The proposed settlement, which requires court approval, would terminate the Biden-era income-driven repayment program that has been mired in legal challenges since its 2023 launch. Under the agreement, the Department of Education would cease enrolling new borrowers, deny pending applications, and transition all current SAVE participants into other repayment plans.
The SAVE plan was designed to reduce monthly payments based on income and family size, prevent interest capitalization, and accelerate loan forgiveness for low-income borrowers.
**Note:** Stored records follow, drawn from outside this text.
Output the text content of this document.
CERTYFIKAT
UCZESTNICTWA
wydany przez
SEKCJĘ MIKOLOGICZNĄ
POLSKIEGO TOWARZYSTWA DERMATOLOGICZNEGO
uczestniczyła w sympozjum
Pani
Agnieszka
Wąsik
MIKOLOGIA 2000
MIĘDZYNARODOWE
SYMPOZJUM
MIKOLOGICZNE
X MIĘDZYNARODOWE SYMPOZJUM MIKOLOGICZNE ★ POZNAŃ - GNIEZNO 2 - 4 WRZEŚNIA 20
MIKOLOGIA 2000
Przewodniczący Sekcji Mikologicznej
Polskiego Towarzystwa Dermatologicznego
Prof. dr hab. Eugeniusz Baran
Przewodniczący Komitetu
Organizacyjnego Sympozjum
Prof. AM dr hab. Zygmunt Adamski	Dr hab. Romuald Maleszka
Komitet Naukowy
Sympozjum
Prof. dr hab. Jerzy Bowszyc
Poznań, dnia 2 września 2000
Some participants saw monthly payments reduced to 5% of discretionary income, with the promise of debt cancellation after as little as 10 years of payments.
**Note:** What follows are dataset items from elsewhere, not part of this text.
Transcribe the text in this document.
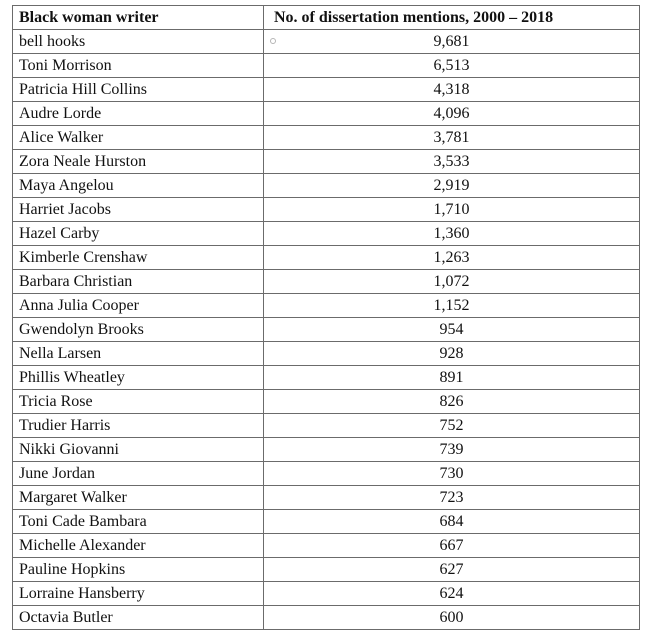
Black woman writer	No. of dissertation mentions, 2000 – 2018
bell hooks	9,681

Toni Morrison	6,513
Patricia Hill Collins	4,318
Audre Lorde	4,096
Alice Walker	3,781
Zora Neale Hurston	3,533
Maya Angelou	2,919
Harriet Jacobs	1,710
Hazel Carby	1,360
Kimberle Crenshaw	1,263
Barbara Christian	1,072
Anna Julia Cooper	1,152
Gwendolyn Brooks	954
Nella Larsen	928
Phillis Wheatley	891
Tricia Rose	826
Trudier Harris	752
Nikki Giovanni	739
June Jordan	730
Margaret Walker	723
Toni Cade Bambara	684
Michelle Alexander	667
Pauline Hopkins	627
Lorraine Hansberry	624
Octavia Butler	600
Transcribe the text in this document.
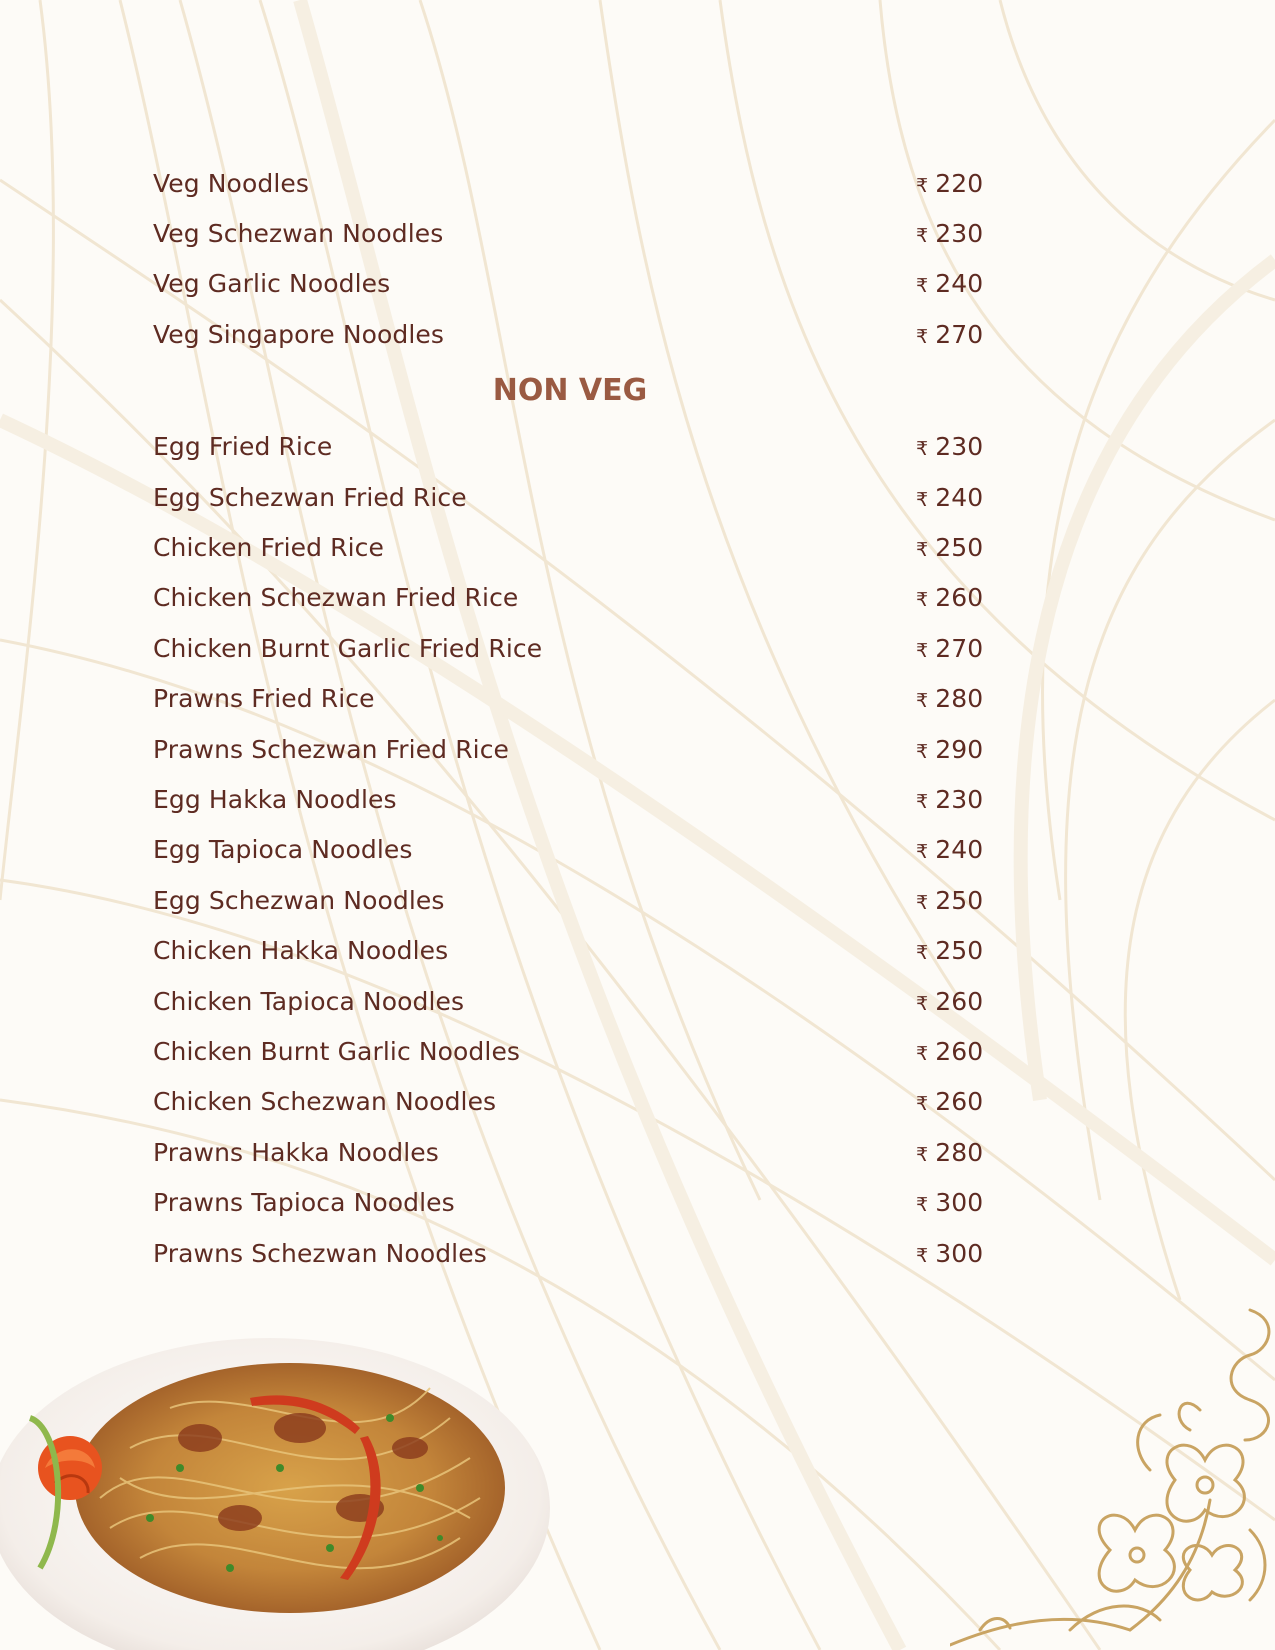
Veg Noodles	₹ 220
Veg Schezwan Noodles	₹ 230
Veg Garlic Noodles	₹ 240
Veg Singapore Noodles	₹ 270
NON VEG
Egg Fried Rice	₹ 230
Egg Schezwan Fried Rice	₹ 240
Chicken Fried Rice	₹ 250
Chicken Schezwan Fried Rice	₹ 260
Chicken Burnt Garlic Fried Rice	₹ 270
Prawns Fried Rice	₹ 280
Prawns Schezwan Fried Rice	₹ 290
Egg Hakka Noodles	₹ 230
Egg Tapioca Noodles	₹ 240
Egg Schezwan Noodles	₹ 250
Chicken Hakka Noodles	₹ 250
Chicken Tapioca Noodles	₹ 260
Chicken Burnt Garlic Noodles	₹ 260
Chicken Schezwan Noodles	₹ 260
Prawns Hakka Noodles	₹ 280
Prawns Tapioca Noodles	₹ 300
Prawns Schezwan Noodles	₹ 300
Nearly 8 million borrowers are currently enrolled in the program.
"For four years, the Biden Administration sought to unlawfully shift student loan debt onto American taxpayers, many of whom either never took out a loan to finance their postsecondary education or never even went to college themselves, simply for a political win to prop up a failing Administration," Under Secretary of Education Nicholas Kent said in a statement. "The Trump Administration is righting this wrong and bringing an end to this deceptive scheme."
The settlement resolves litigation brought by Missouri and six other Republican-led states that challenged the plan's legality in April 2024. Two federal judges in Kansas and Missouri subsequently blocked key provisions of the program, arguing the Biden administration exceeded its authority by implementing debt relief without congressional authorization.
Following those court decisions, SAVE borrowers were placed in forbearance with payments suspended but interest continuing to accrue—a situation that has already increased balances for many participants.